Une enquête a été ouverte en France à l’encontre de plusieurs agents de la marine nationale, participant aux opérations de sauvetage de migrants dans la Manche, après des signalements de comportements inappropriés et de propos à caractère raciste. Cette situation a été révélée par l’AFP, ce samedi 9 mai.
EN BREF
- Des marins accusés de racisme lors de sauvetages de migrants en mer.
- Une enquête a été ouverte pour injures publiques et mise en danger de la vie d’autrui.
- Des témoignages évoquent des propos dégradants tenus à l’égard des migrants.
Cette enquête a été ouverte pour des injures publiques en raison de l’origine, de l’ethnie, de la nation, de la race ou de la religion, ainsi que pour des faits de mise en danger de la vie d’autrui. Charlotte Huet, procureure de Dunkerque, a confirmé les détails de cette enquête, qui fait suite à un signalement effectué le 13 avril par le préfet maritime de la Manche et de la mer du Nord.
Les accusations sont graves. Un agent de la marine nationale a dénoncé, dans un courrier, le comportement de quatre collègues lors de missions de sauvetage en mer effectuées au cours des mois d’août et de décembre 2025 sur le navire Ridens, affrété par l’État. Ce navire a été mis en service dans le cadre d’un dispositif de surveillance et de sauvetage depuis 2023, visant à répondre à la détresse des migrants tentant de rejoindre le Royaume-Uni.

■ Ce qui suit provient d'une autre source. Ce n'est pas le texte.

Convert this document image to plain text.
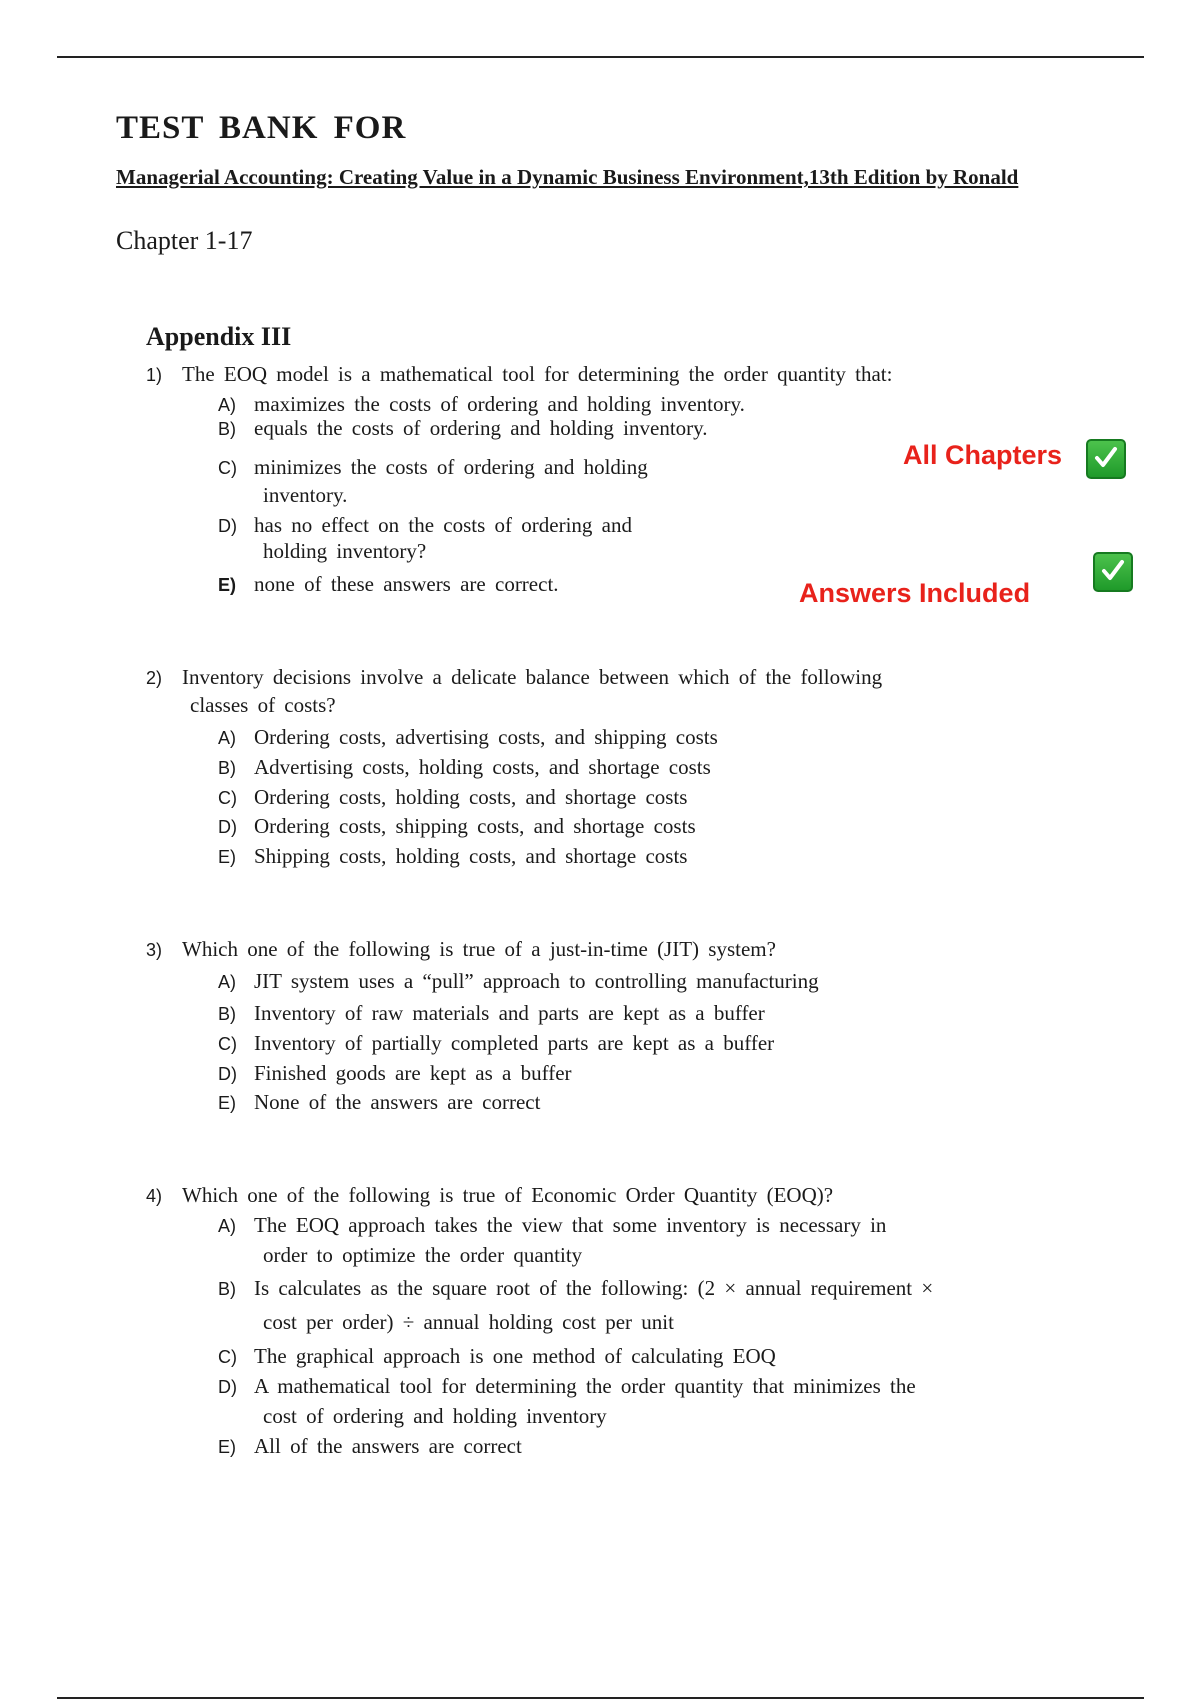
TEST BANK FOR
Managerial Accounting: Creating Value in a Dynamic Business Environment,13th Edition by Ronald
Chapter 1-17
Appendix III
All Chapters
Answers Included
1) The EOQ model is a mathematical tool for determining the order quantity that:
A) maximizes the costs of ordering and holding inventory.
B) equals the costs of ordering and holding inventory.
C) minimizes the costs of ordering and holding
inventory.
D) has no effect on the costs of ordering and
holding inventory?
E) none of these answers are correct.
2) Inventory decisions involve a delicate balance between which of the following
classes of costs?
A) Ordering costs, advertising costs, and shipping costs
B) Advertising costs, holding costs, and shortage costs
C) Ordering costs, holding costs, and shortage costs
D) Ordering costs, shipping costs, and shortage costs
E) Shipping costs, holding costs, and shortage costs
3) Which one of the following is true of a just-in-time (JIT) system?
A) JIT system uses a “pull” approach to controlling manufacturing
B) Inventory of raw materials and parts are kept as a buffer
C) Inventory of partially completed parts are kept as a buffer
D) Finished goods are kept as a buffer
E) None of the answers are correct
4) Which one of the following is true of Economic Order Quantity (EOQ)?
A) The EOQ approach takes the view that some inventory is necessary in
order to optimize the order quantity
B) Is calculates as the square root of the following: (2 × annual requirement ×
cost per order) ÷ annual holding cost per unit
C) The graphical approach is one method of calculating EOQ
D) A mathematical tool for determining the order quantity that minimizes the
cost of ordering and holding inventory
E) All of the answers are correct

Les témoignages recueillis par Le Monde révèlent des abus verbaux choquants. Une femme, qui a participé aux missions sur le Ridens, a rapporté qu’un collègue aurait qualifié les migrants de « animaux » et aurait suggéré qu’il faudrait « les brûler au lance-flammes ». D’autres insultes, telles que « salle race » ou des propos islamophobes, ont également été mentionnés, ce qui jette une lumière inquiétante sur l’attitude de certains agents en mer.
En outre, la même témoin a décrit une situation alarmante où les migrants secourus n’auraient reçu qu’une ration d’eau de 33 centilitres pendant six heures à bord, alors qu’il restait des réserves suffisantes. Cette situation soulève des questions éthiques quant à la manière dont les opérations de sauvetage sont menées.
Le Ridens, qui mesure 40 mètres de long, appartient à la société privée SeaOwl. Son équipage, composé d’une dizaine de personnes, est chargé d’opérations de sauvetage dans des conditions périlleuses. La préfecture maritime de la Manche a confirmé que des mesures conservatoires ont été mises en place suite à ce signalement, mais a précisé que les détails de ces mesures ne peuvent pas être divulgués pour le moment.
L’enquête judiciaire, qui a été confiée au groupement de gendarmerie maritime de la Manche et de la mer du Nord, visera à vérifier les faits allégués. Si les accusations sont confirmées, il est possible que la compétence du parquet militaire soit engagée, comme l’a indiqué la procureure de Dunkerque.
Cette situation met en lumière des enjeux cruciaux concernant le traitement des migrants et l’éthique des agents de l’État impliqués dans les opérations de sauvetage. Elle soulève également des questions sur la formation des équipes et la manière dont elles sont préparées à gérer des situations délicates, tant sur le plan humain que professionnel.
Il reste à voir comment cette enquête se déroulera et quelles mesures seront prises pour garantir le respect des droits humains dans le cadre des opérations de sauvetage. L’attention se tourne désormais vers les résultats de l’enquête et les décisions qui en découleront.